Nonetheless, multiple SMRs have economic features that make them competitive with large NPPs under different perspectives than mere profitability. Multiple SMRs offer financial benefits that encompass intrinsic investment modularity. Investment modularity and scalability are intrinsic features of multiple SMRs that allow adaptation of the investment program to the electricity and financial market evolution. Current projected schedules of SMRs are in the range of four years for the first-of-a-kind (FOAK) and down to two years for a n-th-of-a-kind (NOAK), in some designs. This shorter construction time is due mainly to smaller size, simpler design, increased modularization, higher degree of factory fabrication and series fabrication of components.

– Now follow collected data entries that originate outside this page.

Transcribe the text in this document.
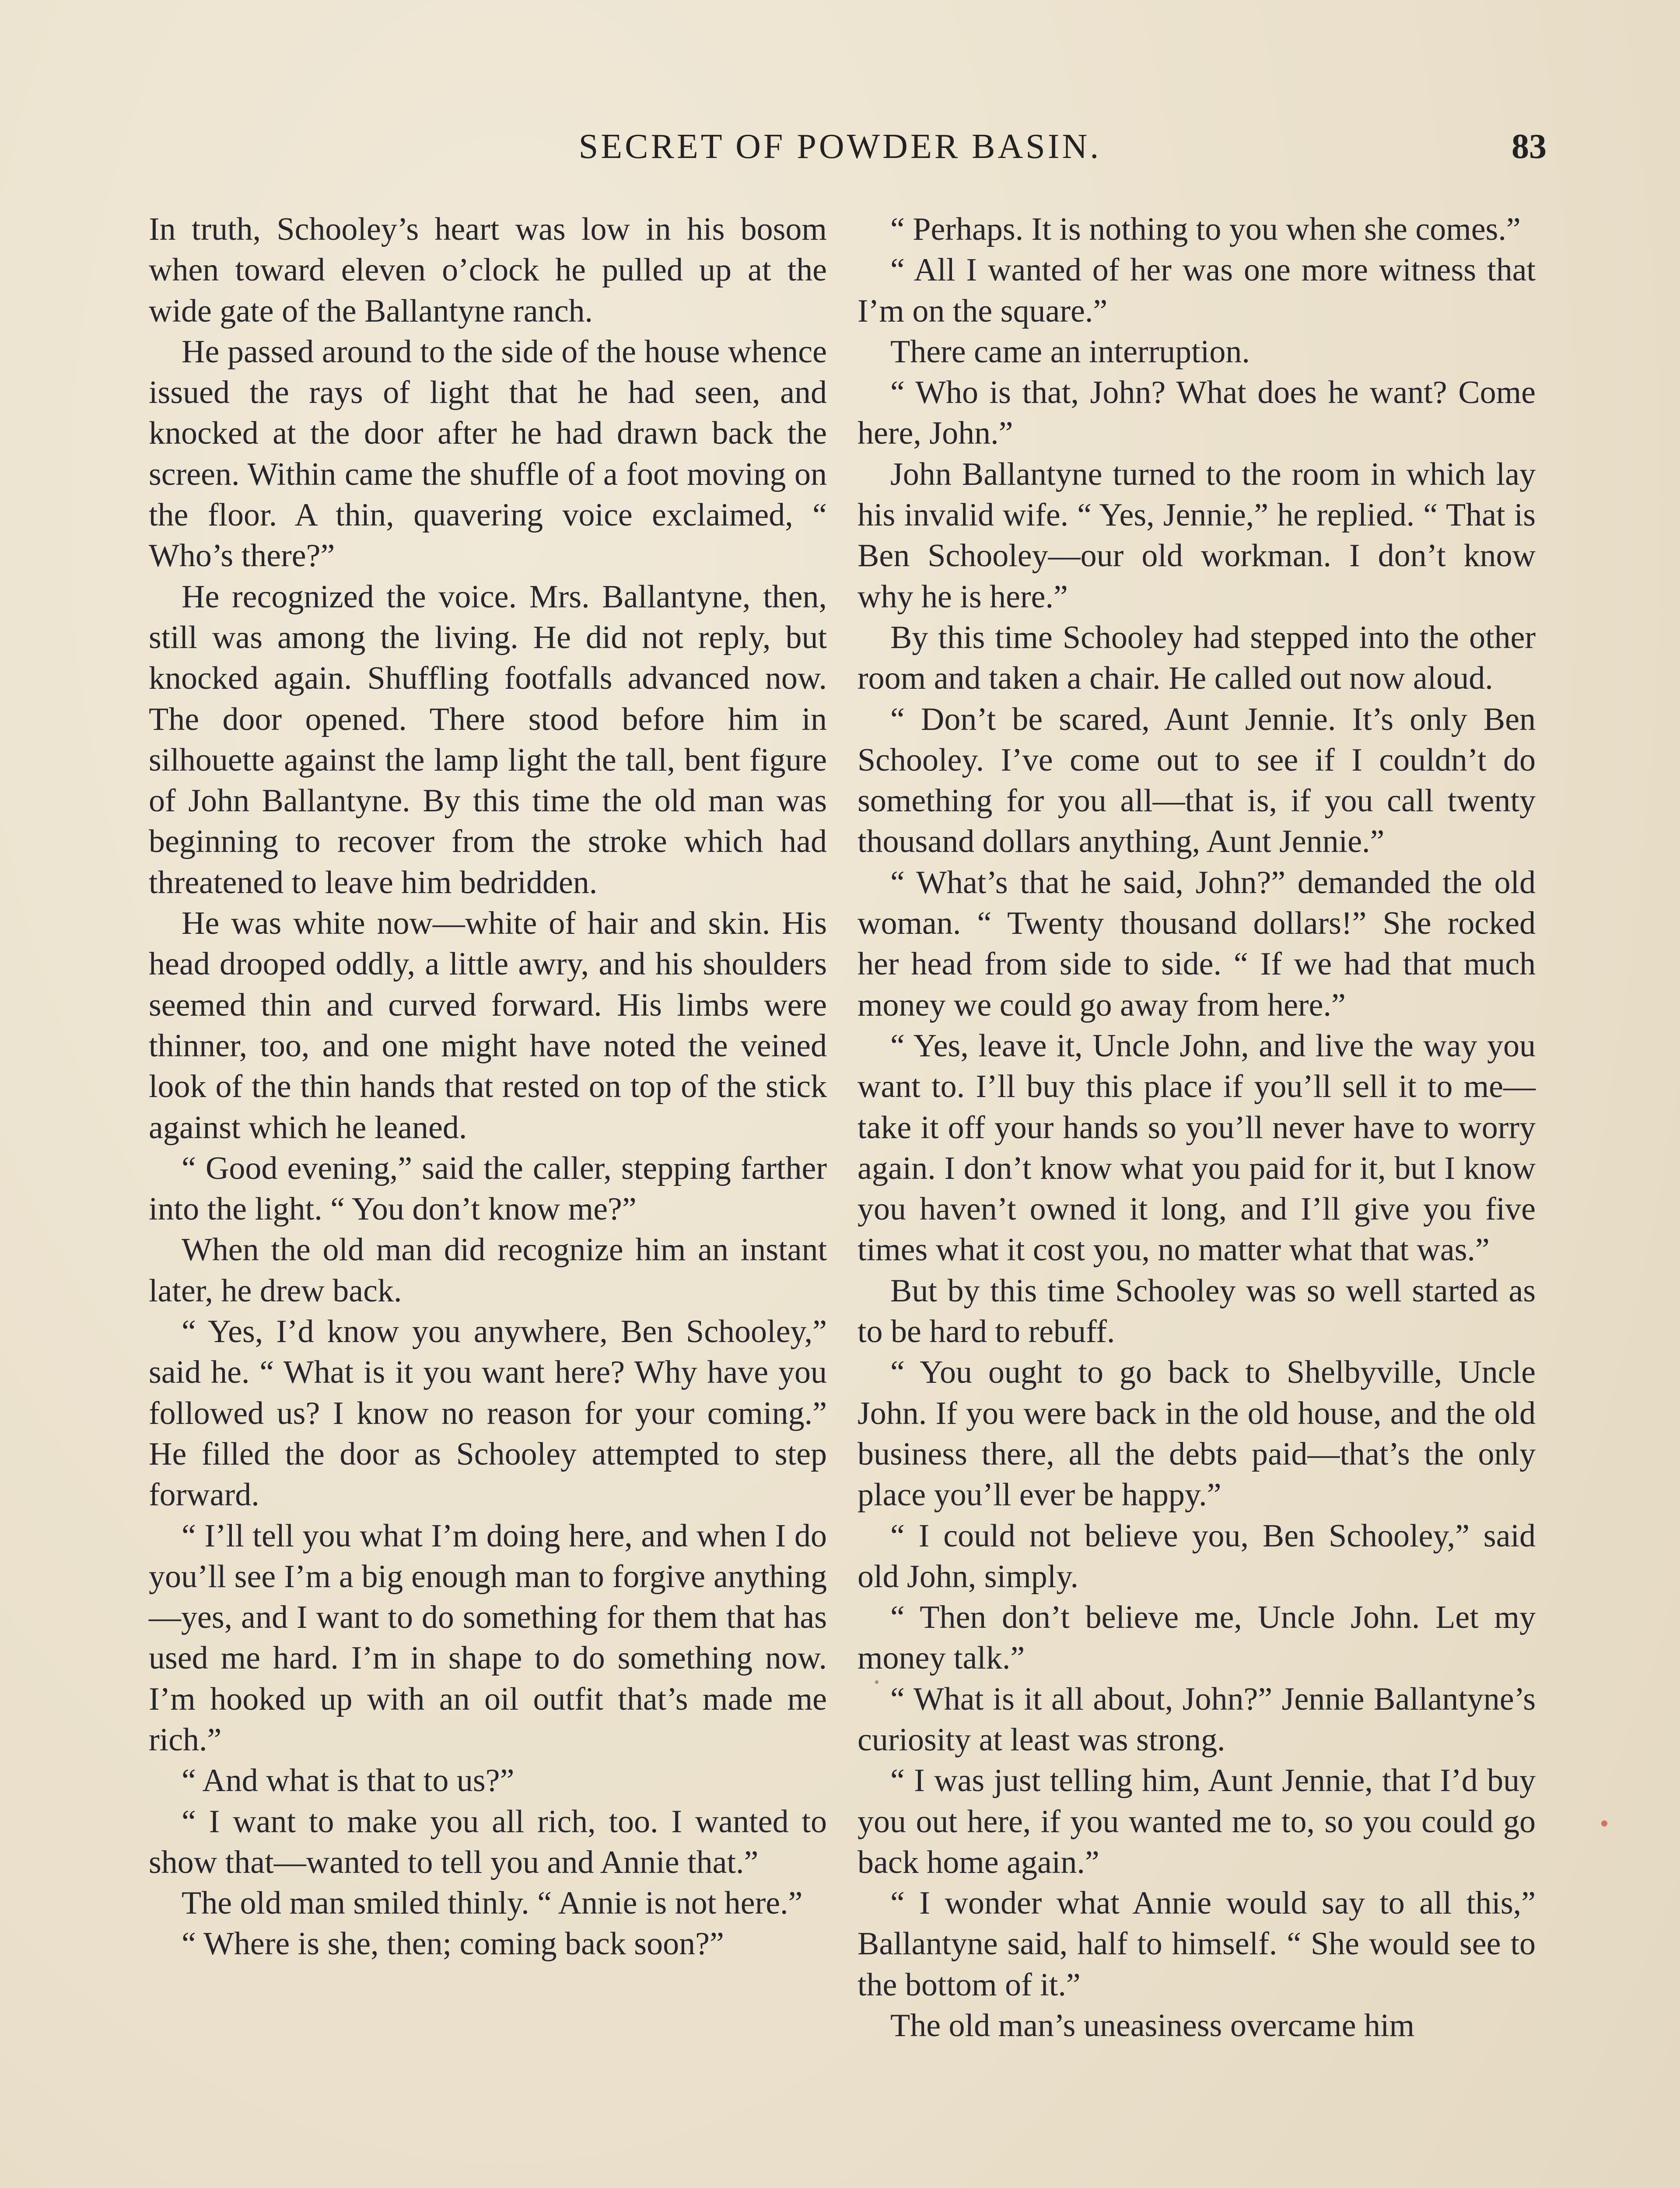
SECRET OF POWDER BASIN.	83

In truth, Schooley’s heart was low in his bosom when toward eleven o’clock he pulled up at the wide gate of the Ballantyne ranch.

He passed around to the side of the house whence issued the rays of light that he had seen, and knocked at the door after he had drawn back the screen. Within came the shuffle of a foot moving on the floor. A thin, quavering voice exclaimed, “ Who’s there?”

He recognized the voice. Mrs. Ballantyne, then, still was among the living. He did not reply, but knocked again. Shuffling footfalls advanced now. The door opened. There stood before him in silhouette against the lamp light the tall, bent figure of John Ballantyne. By this time the old man was beginning to recover from the stroke which had threatened to leave him bedridden.

He was white now—white of hair and skin. His head drooped oddly, a little awry, and his shoulders seemed thin and curved forward. His limbs were thinner, too, and one might have noted the veined look of the thin hands that rested on top of the stick against which he leaned.

“ Good evening,” said the caller, stepping farther into the light. “ You don’t know me?”

When the old man did recognize him an instant later, he drew back.

“ Yes, I’d know you anywhere, Ben Schooley,” said he. “ What is it you want here? Why have you followed us? I know no reason for your coming.” He filled the door as Schooley attempted to step forward.

“ I’ll tell you what I’m doing here, and when I do you’ll see I’m a big enough man to forgive anything—yes, and I want to do something for them that has used me hard. I’m in shape to do something now. I’m hooked up with an oil outfit that’s made me rich.”

“ And what is that to us?”

“ I want to make you all rich, too. I wanted to show that—wanted to tell you and Annie that.”

The old man smiled thinly. “ Annie is not here.”

“ Where is she, then; coming back soon?”

“ Perhaps. It is nothing to you when she comes.”

“ All I wanted of her was one more witness that I’m on the square.”

There came an interruption.

“ Who is that, John? What does he want? Come here, John.”

John Ballantyne turned to the room in which lay his invalid wife. “ Yes, Jennie,” he replied. “ That is Ben Schooley—our old workman. I don’t know why he is here.”

By this time Schooley had stepped into the other room and taken a chair. He called out now aloud.

“ Don’t be scared, Aunt Jennie. It’s only Ben Schooley. I’ve come out to see if I couldn’t do something for you all—that is, if you call twenty thousand dollars anything, Aunt Jennie.”

“ What’s that he said, John?” demanded the old woman. “ Twenty thousand dollars!” She rocked her head from side to side. “ If we had that much money we could go away from here.”

“ Yes, leave it, Uncle John, and live the way you want to. I’ll buy this place if you’ll sell it to me—take it off your hands so you’ll never have to worry again. I don’t know what you paid for it, but I know you haven’t owned it long, and I’ll give you five times what it cost you, no matter what that was.”

But by this time Schooley was so well started as to be hard to rebuff.

“ You ought to go back to Shelbyville, Uncle John. If you were back in the old house, and the old business there, all the debts paid—that’s the only place you’ll ever be happy.”

“ I could not believe you, Ben Schooley,” said old John, simply.

“ Then don’t believe me, Uncle John. Let my money talk.”

“ What is it all about, John?” Jennie Ballantyne’s curiosity at least was strong.

“ I was just telling him, Aunt Jennie, that I’d buy you out here, if you wanted me to, so you could go back home again.”

“ I wonder what Annie would say to all this,” Ballantyne said, half to himself. “ She would see to the bottom of it.”

The old man’s uneasiness overcame him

The shorter construction schedule and the smaller output size make SMRs more readily adaptable to market conditions, both temporally and spatially. The shorter lead times and the plant capacity allow to split the investment in a closer proximity to the market evolution: if not needed, the construction of an additional SMR unit can be avoided whereas a monolithic LR investment may result in an unexpected overcapacity installed. Whereas market conditions are highly uncertain, the SMR modularity translates in adaptability; the investment flexibility in the plant deployment has an associated economic value, which is caught by real option analysis. It is demonstrated that this economic value is positive and accounts for the possibility of avoiding financial losses in market downturn and reaping early revenues in favourable market conditions. The chance to better cope with the probability of a change in the economic environment reduces the gap of competitiveness between LRs and SMRs (Locatelli et al., 2012).

A short construction schedule limits the financial cost escalation during the construction period. During construction, when no revenues allow the capital repayment, financial interests are compound over a growing invested capital base, increasing exponentially. This is the reason why, assuming the same total overnight construction cost as large units, multiple SMR projects pay lower IDC than LR projects (Carelli et al., 2007b; Boarin et al., 2012).

Shorter PBT of each SMR unit allows to get a cash in-flow from the sale of power generated by early units. Average outstanding capital exposure may be relieved by suitable staggered deployment of successive units, and cash flow from early units may be employed to finance the construction of later units on the site. This capability to self-generate the sources of financing is not available to a single large NPP project
and is a valuable option to limit up-front capital requirements: the relevant share of total capital investment cost may be provided by self-financing (Figures 10.15 and 10.16).

SMRs’ investment scalability is a key value driver: by staggering the investment effort over time, the average capital-at risk and IDCs are decreased. Cash out-flow profile during the construction phase is smoother for SMRs (Figure 10.17). These features make of SMRs an affordable investment option by investors with financial constraints, despite the conservative assumption of higher total capital investment cost.